C’est le film événement de la rentrée, voir de l’année, que dis-je de la décennie, enflammons-nous, du siècle: N.W.A- Straight Outta Compton. En effet, d’après le trailer au début de l’année, un véritable événement s’annonçait tout en ayant quelques réserves !
Avant de nous lancer dans la critique constructive (toujours) du film, rappelons ce que représente N.W.A (Niggas Wit Attitude), le « groupe le plus dangereux du monde ».

En 1987, le groupe issu de Compton, banlieue chaude de Los Angeles sort un premier album coup de poing Straight Outta Compton qui bouleverse la scène rap encore émergente ainsi que l’industrie musicale. N.W.A se compose du leader charismatique et rappeur Eazy-E, fondateur du label Ruthless Records dans lequel donne naissance à des projets du groupe; d’Ice Cube, de MC Ren et les producteurs Dr. Dre (également rappeur) et DJ Yella. En plaçant le rap californien sur la carte des Etats-Unis, ils débarquent avec un signe distinctif: la tenue entièrement noire (blousons Starters et casquettes Raiders) accompagné d’une démarche provocatrice, d’un langage cru et des paroles aussi dures que la violence des ghettos. L’Amérique découvre alors cinq jeunes noirs qui se placent contre l’autorité, le pouvoir abusif de la police et le racisme. Le morceau qui illustre parfaitement toute cette rage, s’appelle: Fuck The Police:
https://www.youtube.com/watch?v=9jOqOlETcRU

Leur musique est qualifiée de gangsta rap mais ils préfèrent parler de reality rap. Grâce aux productions de Dr.
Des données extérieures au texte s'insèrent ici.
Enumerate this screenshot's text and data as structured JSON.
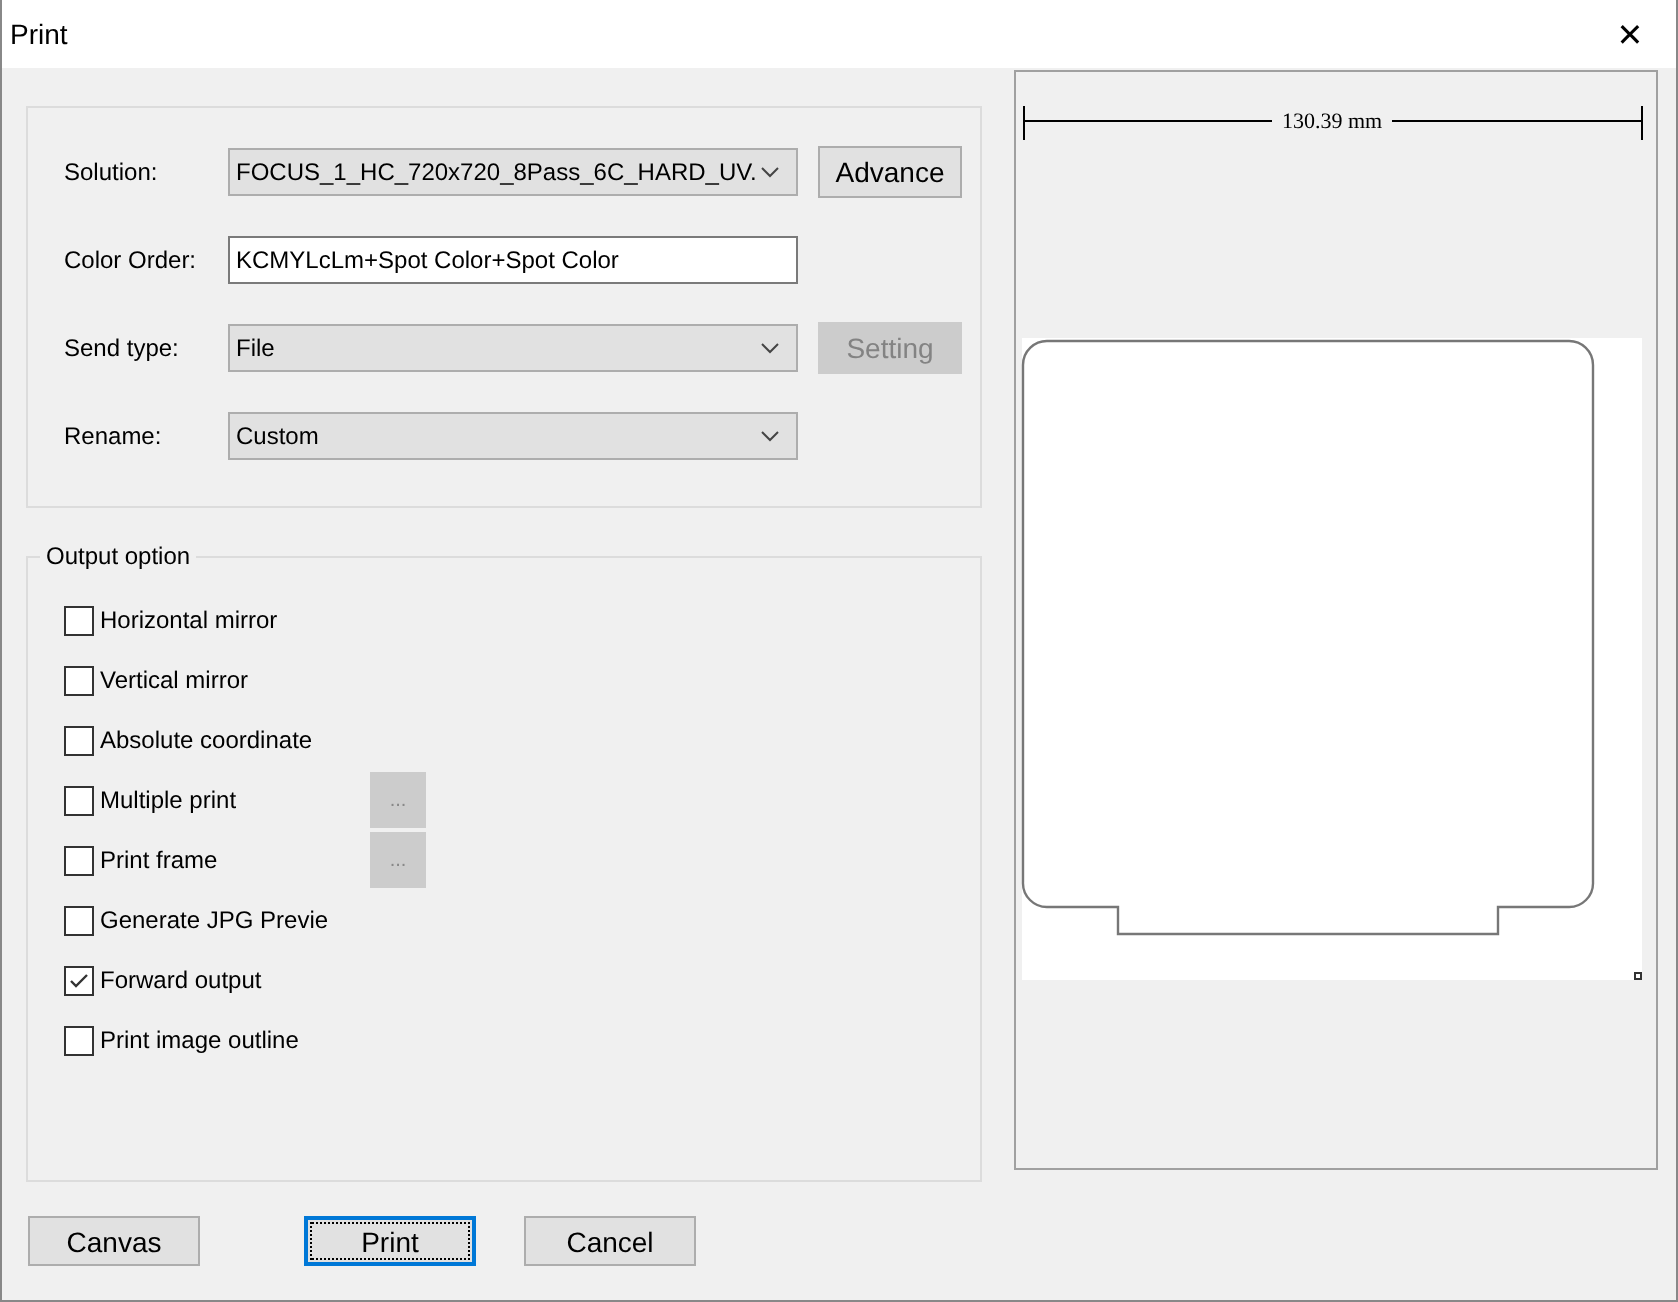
{
  "window": {
    "title": "Print",
    "close": "✕"
  },
  "settings": [
    {
      "kind": "dropdown",
      "label": "Solution:",
      "value": "FOCUS_1_HC_720x720_8Pass_6C_HARD_UV.",
      "button": {
        "label": "Advance",
        "disabled": false
      }
    },
    {
      "kind": "text",
      "label": "Color Order:",
      "value": "KCMYLcLm+Spot Color+Spot Color"
    },
    {
      "kind": "dropdown",
      "label": "Send type:",
      "value": "File",
      "button": {
        "label": "Setting",
        "disabled": true
      }
    },
    {
      "kind": "dropdown",
      "label": "Rename:",
      "value": "Custom"
    }
  ],
  "output_option": {
    "title": "Output option",
    "options": [
      {
        "label": "Horizontal mirror",
        "checked": false
      },
      {
        "label": "Vertical mirror",
        "checked": false
      },
      {
        "label": "Absolute coordinate",
        "checked": false
      },
      {
        "label": "Multiple print",
        "checked": false,
        "button": "..."
      },
      {
        "label": "Print frame",
        "checked": false,
        "button": "..."
      },
      {
        "label": "Generate JPG Previe",
        "checked": false
      },
      {
        "label": "Forward output",
        "checked": true
      },
      {
        "label": "Print image outline",
        "checked": false
      }
    ]
  },
  "preview": {
    "width_label": "130.39 mm"
  },
  "buttons": [
    {
      "label": "Canvas",
      "focused": false
    },
    {
      "label": "Print",
      "focused": true
    },
    {
      "label": "Cancel",
      "focused": false
    }
  ]
}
Dre et de DJ Yella, la musique de N.W.A se montre oppressante (le bruit continuel des sirènes) et brutale mais garde un côté festif agrémenté par les samples de P-funk et la soul.
https://www.youtube.com/watch?v=SCykJvngSmw

Le biopic du groupe est centré sur la période des débuts 1985-1986 jusqu’au décès d’Eazy-E en 1995 qui fut victime du Sida. Autant vous prévenir, ce film hollywoodien possède tous les codes du divertissement américain classique: de l’amitié, de l’humour, de la violence, des histoires sentimentales et j’en passe. D’ailleurs dès la scène d’ouverture avec Eazy-E, le film place le décor de ce qui laisse présager un bon film. La grande réussite du long-métrage de F. Gary Gray, c’est l’atmosphère qu’il offre: Le spectateur est installé dans une ambiance du style de la fin des années 80. On arrive vraiment à profiter de la musique, et les moments de studio, de concerts et de pool party sont montrés comme des moments d’effervescence musical et d’exaltation. Forcément c’est plus profitable pour le spectateur: bonne musique, bonne vibe, attitude au max et bonnes meufs qui défilent devant les yeux.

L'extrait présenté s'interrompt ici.